'Slow Death Of Journalism' Alleged Amid Uzbek Crackdown On Karakalpaks

Protests erupted in Karakalpakstan's capital, Nukus, in July 2022 over the Uzbek government's push to amend the constitution to curb the region's autonomy.

Press freedom group Reporters Without Borders (RSF) has warned of the “slow death of journalism” in a largely Turkic-speaking autonomous region of northwestern Uzbekistan amid a violent crackdown since local protests two years ago.

RSF said in a July 1 alert that those protests in Karakalpakstan “remain such a taboo topic that journalists who recall the facts today are arrested, imprisoned, and falsely accused of separatism.”

It condemned jail sentences and detentions, including that of a British reporter for The Economist, and said such “censorship…threatens to turn the region into an information desert.”

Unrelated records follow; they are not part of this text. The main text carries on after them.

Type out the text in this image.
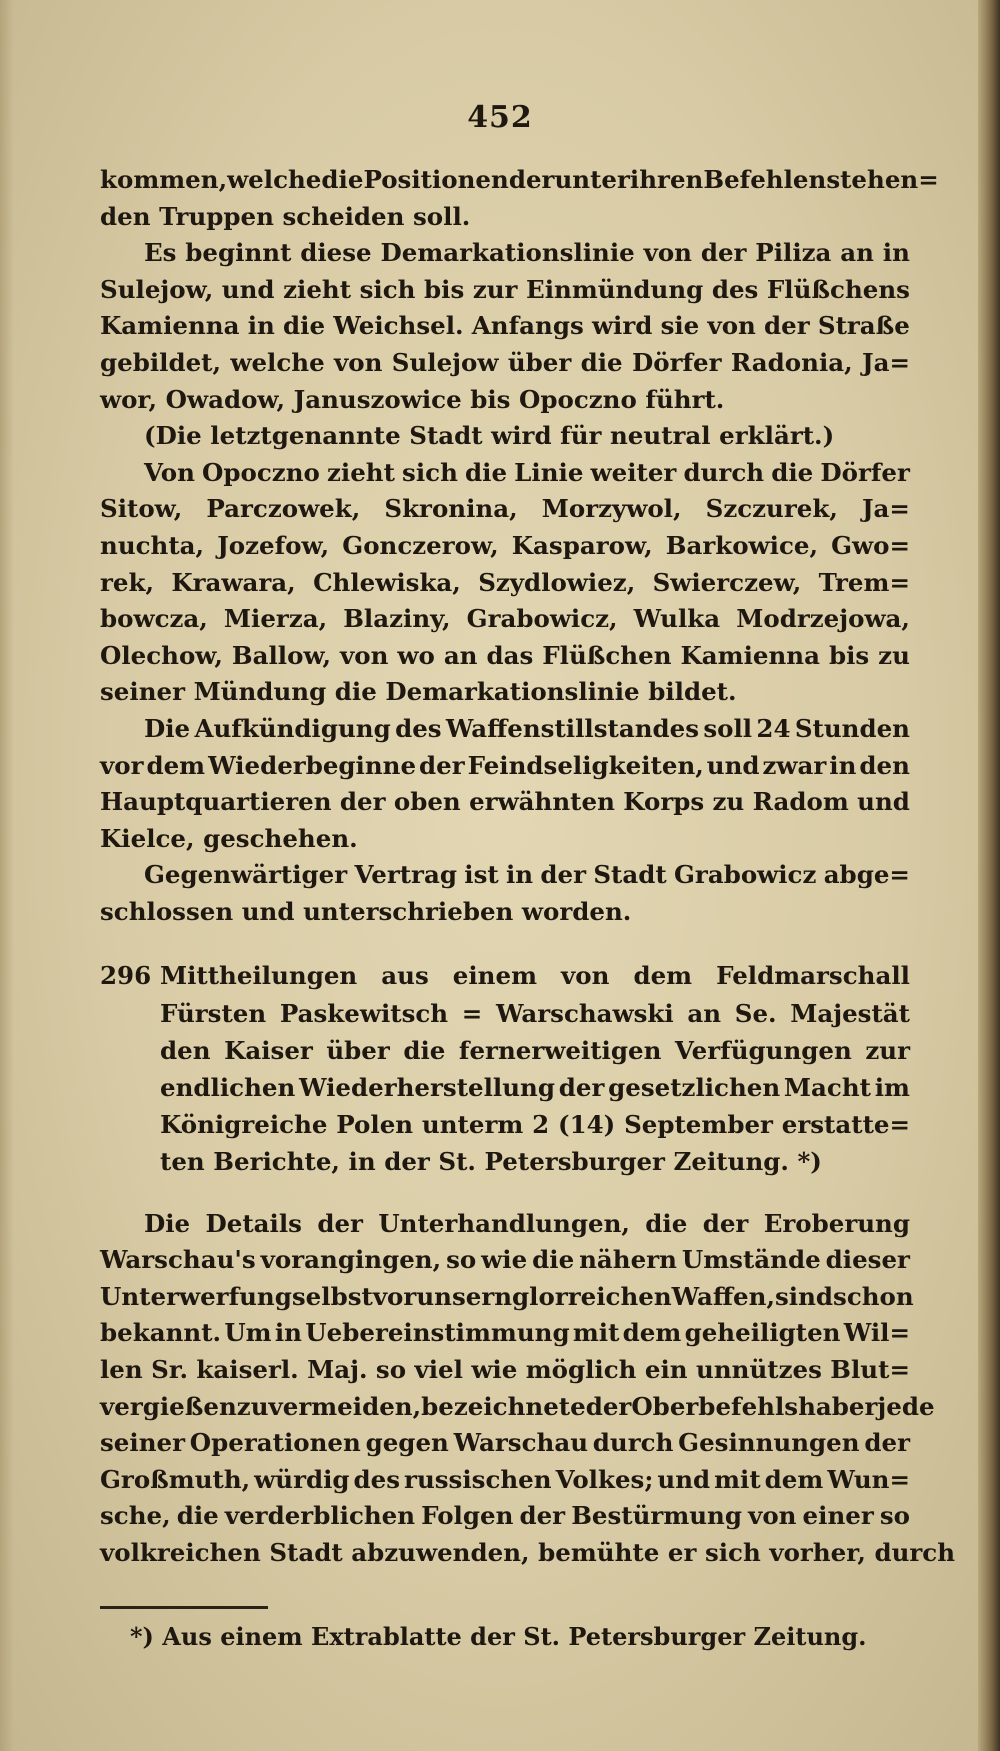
452
kommen, welche die Positionen der unter ihren Befehlen stehen=
den Truppen scheiden soll.
Es beginnt diese Demarkationslinie von der Piliza an in
Sulejow, und zieht sich bis zur Einmündung des Flüßchens
Kamienna in die Weichsel. Anfangs wird sie von der Straße
gebildet, welche von Sulejow über die Dörfer Radonia, Ja=
wor, Owadow, Januszowice bis Opoczno führt.
(Die letztgenannte Stadt wird für neutral erklärt.)
Von Opoczno zieht sich die Linie weiter durch die Dörfer
Sitow, Parczowek, Skronina, Morzywol, Szczurek, Ja=
nuchta, Jozefow, Gonczerow, Kasparow, Barkowice, Gwo=
rek, Krawara, Chlewiska, Szydlowiez, Swierczew, Trem=
bowcza, Mierza, Blaziny, Grabowicz, Wulka Modrzejowa,
Olechow, Ballow, von wo an das Flüßchen Kamienna bis zu
seiner Mündung die Demarkationslinie bildet.
Die Aufkündigung des Waffenstillstandes soll 24 Stunden
vor dem Wiederbeginne der Feindseligkeiten, und zwar in den
Hauptquartieren der oben erwähnten Korps zu Radom und
Kielce, geschehen.
Gegenwärtiger Vertrag ist in der Stadt Grabowicz abge=
schlossen und unterschrieben worden.
296 Mittheilungen aus einem von dem Feldmarschall
Fürsten Paskewitsch = Warschawski an Se. Majestät
den Kaiser über die fernerweitigen Verfügungen zur
endlichen Wiederherstellung der gesetzlichen Macht im
Königreiche Polen unterm 2 (14) September erstatte=
ten Berichte, in der St. Petersburger Zeitung. *)
Die Details der Unterhandlungen, die der Eroberung
Warschau's vorangingen, so wie die nähern Umstände dieser
Unterwerfung selbst vor unsern glorreichen Waffen, sind schon
bekannt. Um in Uebereinstimmung mit dem geheiligten Wil=
len Sr. kaiserl. Maj. so viel wie möglich ein unnützes Blut=
vergießen zu vermeiden, bezeichnete der Oberbefehlshaber jede
seiner Operationen gegen Warschau durch Gesinnungen der
Großmuth, würdig des russischen Volkes; und mit dem Wun=
sche, die verderblichen Folgen der Bestürmung von einer so
volkreichen Stadt abzuwenden, bemühte er sich vorher, durch
*) Aus einem Extrablatte der St. Petersburger Zeitung.
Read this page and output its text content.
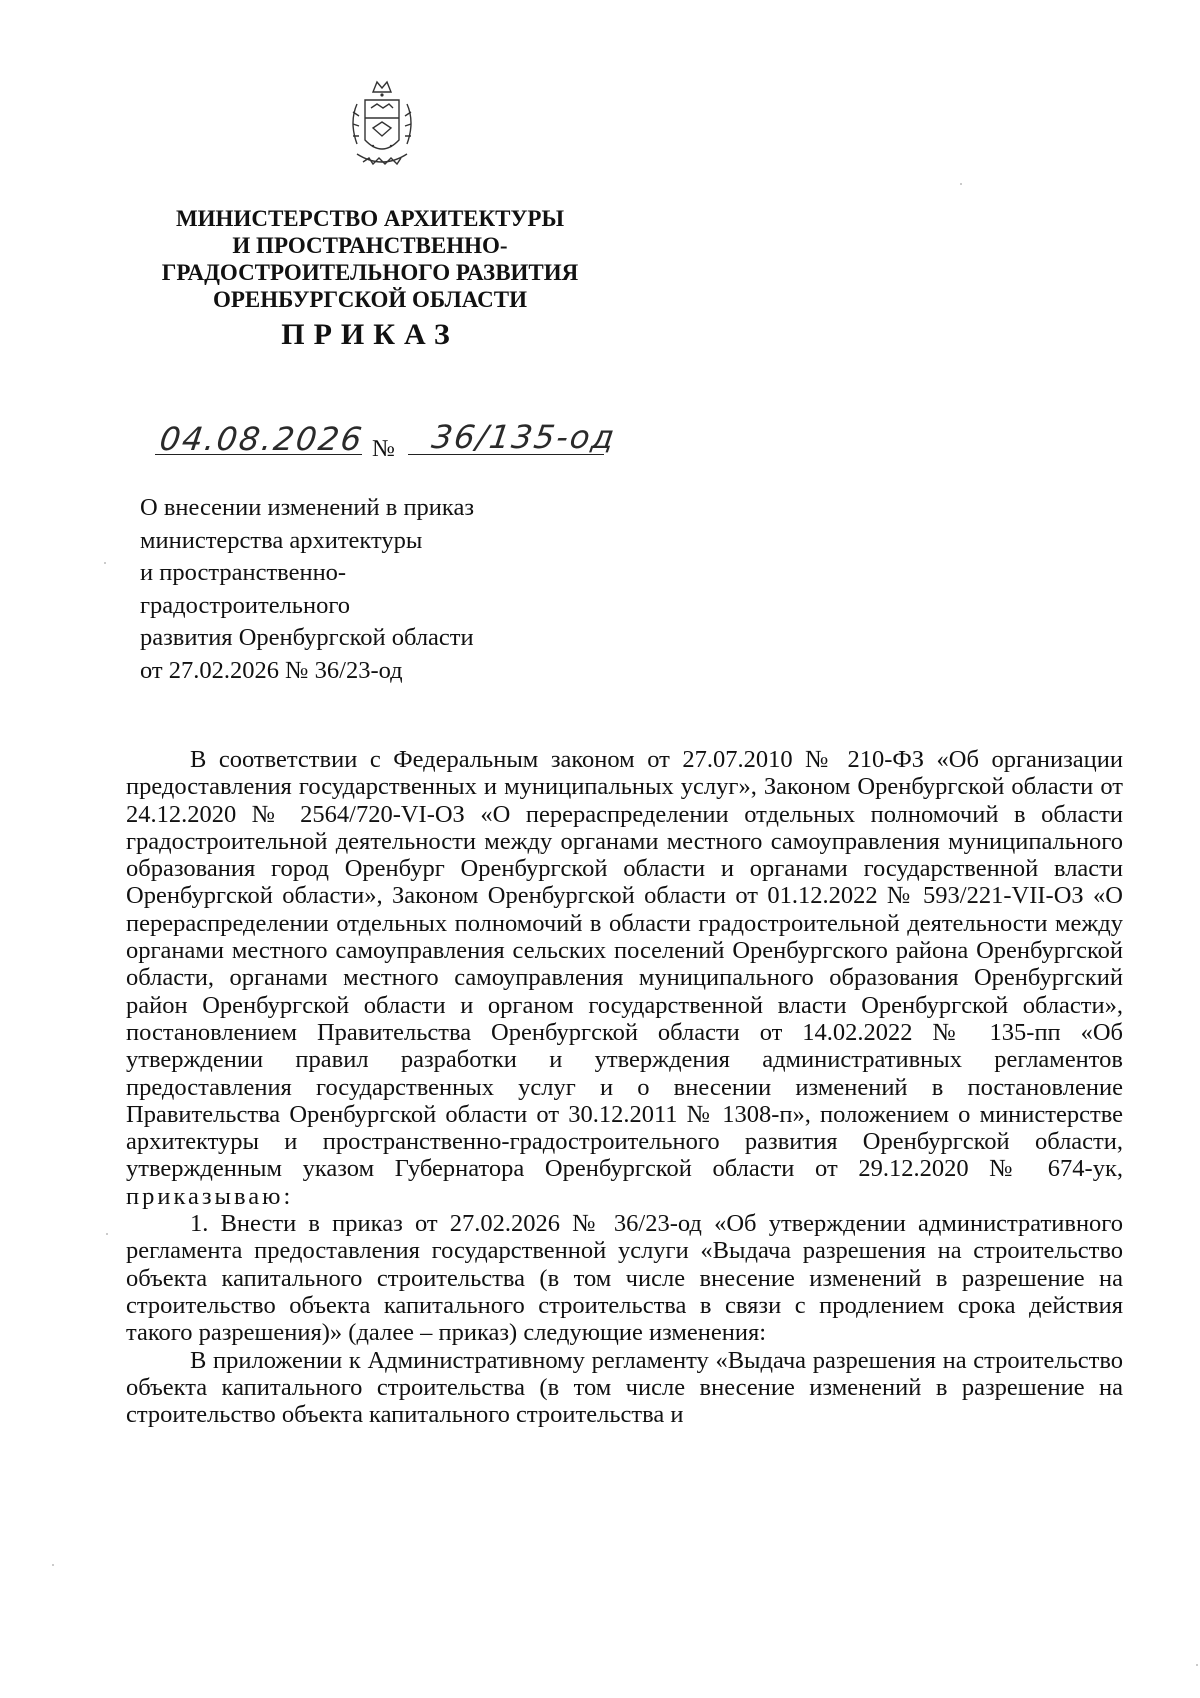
МИНИСТЕРСТВО АРХИТЕКТУРЫ
И ПРОСТРАНСТВЕННО-
ГРАДОСТРОИТЕЛЬНОГО РАЗВИТИЯ
ОРЕНБУРГСКОЙ ОБЛАСТИ
ПРИКАЗ

04.08.2026 №
36/135-од
О внесении изменений в приказ
министерства архитектуры
и пространственно-
градостроительного
развития Оренбургской области
от 27.02.2026 № 36/23-од

В соответствии с Федеральным законом от 27.07.2010 № 210-ФЗ «Об организации предоставления государственных и муниципальных услуг», Законом Оренбургской области от 24.12.2020 № 2564/720-VI-ОЗ «О перераспределении отдельных полномочий в области градостроительной деятельности между органами местного самоуправления муниципального образования город Оренбург Оренбургской области и органами государственной власти Оренбургской области», Законом Оренбургской области от 01.12.2022 № 593/221-VII-ОЗ «О перераспределении отдельных полномочий в области градостроительной деятельности между органами местного самоуправления сельских поселений Оренбургского района Оренбургской области, органами местного самоуправления муниципального образования Оренбургский район Оренбургской области и органом государственной власти Оренбургской области», постановлением Правительства Оренбургской области от 14.02.2022 № 135-пп «Об утверждении правил разработки и утверждения административных регламентов предоставления государственных услуг и о внесении изменений в постановление Правительства Оренбургской области от 30.12.2011 № 1308-п», положением о министерстве архитектуры и пространственно-градостроительного развития Оренбургской области, утвержденным указом Губернатора Оренбургской области от 29.12.2020 № 674-ук, приказываю:

1. Внести в приказ от 27.02.2026 № 36/23-од «Об утверждении административного регламента предоставления государственной услуги «Выдача разрешения на строительство объекта капитального строительства (в том числе внесение изменений в разрешение на строительство объекта капитального строительства в связи с продлением срока действия такого разрешения)» (далее – приказ) следующие изменения:

В приложении к Административному регламенту «Выдача разрешения на строительство объекта капитального строительства (в том числе внесение изменений в разрешение на строительство объекта капитального строительства и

“RSF is alarmed by this blanket of repression on a subject so vital to public interest and by the criminalization of the work of journalists -- who must be released immediately,” Jeanne Cavelier, the head of RSF's Eastern Europe and Central Asia desk, said.

SEE ALSO: Karakalpak Students Face Threats, Arrest In Uzbekistan For Voicing Support For Anti-Government Protests

Uzbek President Shavkat Mirziyoev abruptly abandoned plans for a constitutional change to abolish the Karakalpakstan Autonomous Republic’s right to secede after the protests erupted in Karakalpakstan's capital, Nukus, in July 2022.

The authorities said at least 21 people were killed in the unrest.

Calls for independence have persisted in the region, which is home to around 2 million people.

Dozens of people including journalists have faced trial since the unrest, with some sentenced to lengthy prison terms on security and other charges. Students and others have reported abuse and threats during detention, and a wave of school expulsions followed.

SEE ALSO: Civil Society The Biggest Casualty Of Crackdowns In Tajikistan And Uzbekistan's Autonomous Regions  

Karakalpaks are a Central Asian Turkic-speaking people whose region near the Aral Sea used to be an autonomous area within the Kazakh and then the Russian Soviet republic in 1930, before becoming part of the Uzbek Soviet republic in 1936.

The government had proposed eliminating any mention in the Uzbek Constitution of Karakalpakstan’s long-standing right to seek independence.